„Herr Klöterjahn“, brachte sie hervor… „es ist so entsetzlich traurig… Sie hat so viel Blut aufgebracht, so fürchterlich viel… Sie saß ganz ruhig im Bette und summte ein Stückchen Musik vor sich hin, und da kam es, lieber Gott, so übermäßig viel…“
„Ist sie tot?“ schrie Herr Klöterjahn… dabei packte er die Rätin am Oberarm und zog sie auf der Schwelle hin und her. „Nein, nicht ganz, wie? Noch nicht ganz, sie kann mich noch sehen… Hat sie wieder ein bisschen Blut aufgebracht? Aus der Lunge, wie? Ich gebe zu, dass es vielleicht aus der Lunge kommt… Gabriele!“ sagte er plötzlich, indem die Augen ihm übergingen, und man sah, wie ein warmes, gutes menschliches und redliches Gefühl in ihm hervorbrach. „Ja, ich komme“ sagte er, und mit langen Schritten schleppte er die Rätin aus dem Zimmer hinaus und über den Korridor davon. Von einem entlegenen Teile des Wandelganges her vernahm man noch immer sein rasch sich entfernendes „Nicht ganz, wie?… Aus der Lunge, was?…“
12
Herr Spinell stand auf dem Fleck, wo er während Herrn Klöterjahns so jäh unterbrochener Visite gestanden hatte, und blickte auf die offene Tür. Endlich tat er ein paar Schritte vorwärts und horchte ins Weite. Aber alles war still, und so schloss er die Tür und kehrte ins Zimmer zurück.

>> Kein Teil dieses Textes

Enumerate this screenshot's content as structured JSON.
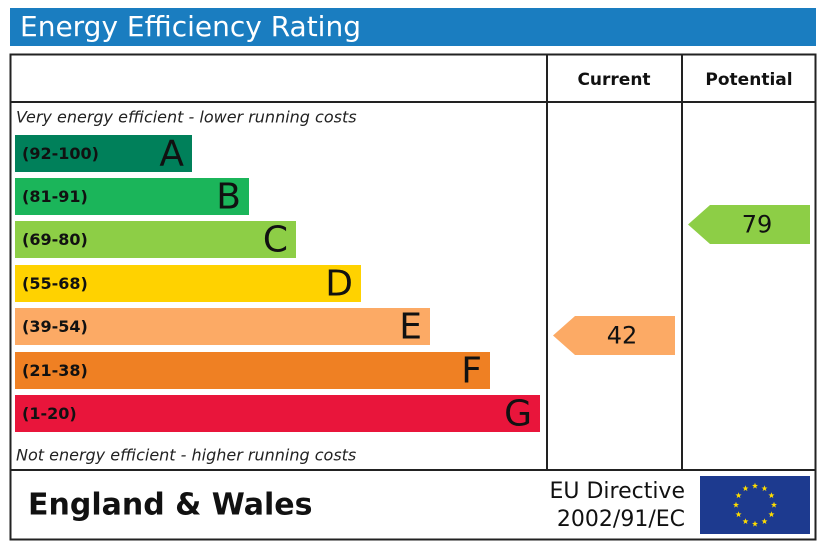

Eine Weile betrachtete er sich im Spiegel. Hierauf ging er zum Schreibtisch, holte ein kleines Flakon und ein Gläschen aus einem Fache hervor und nahm einen Kognak zu sich, was kein Mensch ihm verdenken konnte. Dann streckte er sich auf dem Sofa aus und schloss die Augen.
Die obere Klappe des Fensters stand offen. Draußen im Garten von „Einfried“ zwitscherten die Vögel, und in diesen kleinen, zarten und kecken Lauten lag fein und durchdringend der ganze Frühling ausgedrückt. Einmal sagte Herr Spinell leise vor sich hin: „Unausbleiblicher Beruf…“ Dann bewegte er den Kopf hin und her und zog die Luft durch die Zähne ein wie bei einem heftigen Nervenschmerz.
Es war unmöglich, zur Ruhe und Sammlung zu gelangen. Man ist nicht geschaffen für so plumpe Erlebnisse wie dieses da! – Durch einen seelischen Vorgang, dessen Analyse zu weit führen würde, gelangte Herr Spinell zu dem Entschlusse, sich zu erheben und sich ein wenig Bewegung zu machen, sich ein wenig im Freien zu ergehen. So nahm er den Hut und verließ das Zimmer.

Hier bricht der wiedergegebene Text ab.